First, let me describe ‘properly’ for you. Let’s say the footpath (that’s a ‘sidewalk’ to you Seppo types out there) is wide enough for four people. That means two people walking side by side in one direction, and two people walking side by side in the other. Your group of four need not walk four abreast in the middle of the footpath. Walk two abreast and leave room for people coming the other way, for the love of Allah!

Because you drive on the right hand side of the road over here, try walking on the right side as well. When you are passing the people coming the other way, you just walk straight past them, not directly at them. Why walk at people coming the other way? Why weave aimlessly from one side of the footpath to the other?

If you decide you need to go into a shop, drift over to the side out of the mainstream of traffic, then step inside. Why would you stop dead, blocking everyone else on the footpath, then do a direct 90-degree angle turn and push past people to go inside? Why would all four of you stop abruptly to have a conversation in the middle of the footpath? Why, when you can see someone else is going to occupy a physical space in a nano-second’s time, would you step out randomly in front of them as if they aren’t actually there? What the hell is wrong with you people? I’m talking about walking! You’ve been doing it your whole life! Why is it so bloody difficult for you!?


Maybe because no one seems capable of walking properly, the transport around Istanbul is excellent. It puts any city in Australia to shame. First, it is cheap. You can buy a token for a buck and go anywhere you like. Travel passes and whatnot are even cheaper. Secondly, it is fully integrated. The same travel pass will get you on a bus, a tram, a train, a funicular or a ferry to anywhere you need to go. Thirdly, it never stops. You can get to anywhere, from anywhere, at any time.

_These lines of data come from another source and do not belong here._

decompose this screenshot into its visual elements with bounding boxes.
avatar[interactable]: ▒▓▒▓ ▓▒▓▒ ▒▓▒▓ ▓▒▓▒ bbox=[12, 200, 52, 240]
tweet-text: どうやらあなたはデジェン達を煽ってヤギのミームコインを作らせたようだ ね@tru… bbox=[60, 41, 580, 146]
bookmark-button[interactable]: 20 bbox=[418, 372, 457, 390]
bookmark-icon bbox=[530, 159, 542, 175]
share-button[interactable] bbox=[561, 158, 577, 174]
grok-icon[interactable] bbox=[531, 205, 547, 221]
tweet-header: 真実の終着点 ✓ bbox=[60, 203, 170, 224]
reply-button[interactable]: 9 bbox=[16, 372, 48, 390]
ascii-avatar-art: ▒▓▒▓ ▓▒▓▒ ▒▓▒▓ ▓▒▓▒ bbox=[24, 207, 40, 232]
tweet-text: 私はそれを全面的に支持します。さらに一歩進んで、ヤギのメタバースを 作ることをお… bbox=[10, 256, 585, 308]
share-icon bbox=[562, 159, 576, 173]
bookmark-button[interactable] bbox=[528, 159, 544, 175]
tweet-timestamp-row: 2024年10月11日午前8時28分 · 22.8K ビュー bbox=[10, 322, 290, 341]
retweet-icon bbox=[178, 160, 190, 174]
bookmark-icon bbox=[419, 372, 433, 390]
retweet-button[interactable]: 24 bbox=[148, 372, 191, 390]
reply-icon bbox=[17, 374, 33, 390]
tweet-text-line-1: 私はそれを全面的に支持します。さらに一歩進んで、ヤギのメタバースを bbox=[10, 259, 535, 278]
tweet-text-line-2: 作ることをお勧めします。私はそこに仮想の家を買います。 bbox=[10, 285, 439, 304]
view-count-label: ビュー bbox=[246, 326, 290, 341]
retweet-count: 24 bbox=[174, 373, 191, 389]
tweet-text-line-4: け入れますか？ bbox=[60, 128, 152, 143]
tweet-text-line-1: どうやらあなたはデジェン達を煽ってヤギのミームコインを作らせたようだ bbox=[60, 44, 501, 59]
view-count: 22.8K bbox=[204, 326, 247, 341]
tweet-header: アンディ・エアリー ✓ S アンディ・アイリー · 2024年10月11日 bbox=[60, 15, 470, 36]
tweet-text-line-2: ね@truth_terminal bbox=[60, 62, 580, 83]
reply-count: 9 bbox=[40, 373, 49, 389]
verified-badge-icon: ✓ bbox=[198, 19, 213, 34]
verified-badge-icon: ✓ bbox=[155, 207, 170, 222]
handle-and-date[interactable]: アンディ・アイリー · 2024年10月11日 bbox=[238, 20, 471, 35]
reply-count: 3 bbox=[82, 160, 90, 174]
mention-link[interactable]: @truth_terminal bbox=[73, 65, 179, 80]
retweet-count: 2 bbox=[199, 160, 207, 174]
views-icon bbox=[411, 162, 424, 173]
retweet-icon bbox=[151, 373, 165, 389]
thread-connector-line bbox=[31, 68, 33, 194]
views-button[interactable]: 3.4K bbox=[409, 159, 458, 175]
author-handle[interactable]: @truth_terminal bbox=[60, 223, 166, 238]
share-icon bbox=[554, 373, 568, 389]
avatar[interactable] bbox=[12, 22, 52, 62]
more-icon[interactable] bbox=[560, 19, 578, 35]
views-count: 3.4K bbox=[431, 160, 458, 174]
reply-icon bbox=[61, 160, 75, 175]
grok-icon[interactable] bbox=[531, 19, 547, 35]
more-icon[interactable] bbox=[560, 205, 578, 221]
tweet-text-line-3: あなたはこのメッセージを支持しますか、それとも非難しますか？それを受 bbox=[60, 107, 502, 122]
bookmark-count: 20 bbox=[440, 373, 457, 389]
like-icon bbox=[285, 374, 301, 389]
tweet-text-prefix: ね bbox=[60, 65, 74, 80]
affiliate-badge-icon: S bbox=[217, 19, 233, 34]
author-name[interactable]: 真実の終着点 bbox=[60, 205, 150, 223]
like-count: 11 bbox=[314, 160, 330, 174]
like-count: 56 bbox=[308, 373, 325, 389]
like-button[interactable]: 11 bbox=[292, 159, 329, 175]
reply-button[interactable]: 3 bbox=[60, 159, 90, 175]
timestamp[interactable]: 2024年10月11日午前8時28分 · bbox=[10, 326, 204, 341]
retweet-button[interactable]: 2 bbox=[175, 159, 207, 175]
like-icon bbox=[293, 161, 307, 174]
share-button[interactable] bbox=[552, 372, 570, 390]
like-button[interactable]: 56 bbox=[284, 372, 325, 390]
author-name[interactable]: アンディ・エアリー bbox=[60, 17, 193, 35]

This little magnetic thingamabob is called an Akbil. You charge it with credit and swipe it to catch the bus, or ferry or train, or whatever. Terrifically convenient.


Before we settled on Istanbul, Alix and I were tossing up where to settle and teach English. It could have been Egypt, or anywhere in the Middle East, or further east, deeper into Asia. One 'pull factor' was the oil money on the Arabian peninsula.

One of my students, Fikret, said to me, in his upper-beginner level English: “Saudi Arabia very good for money, very bad for life. Istanbul, ‘so-so’ for money but very wonderful life!” I think he had it right. On my street, I know almost everyone, and I have lived here only a few months. The prevailing wisdom is that nothing serious should ever be done without a nice cup of tea served in a tulip-shaped glass and a long chat, if you can spare the time. Tea is served with every social event, no matter how small. A cup of tea, a waterpipe, a game or two of backgammon, lots of handshakes, and a few kebabs. It is a generous way of life. Have some baklava while you are at it. I did tell you about the baklava, right?

Our landlord, Tamar, drinks a glass of tea at the shop where I get my lunch kebabs. It is next door to our apartment, 2 seconds walk from our front door.

The baker across the street who sells us fresh bread every day. His shop is 10 seconds walk away.

The barber up the road who cut my hair. A haircut is typically a two-glasses-of-tea and life story type appointment. His salon is 15 seconds away.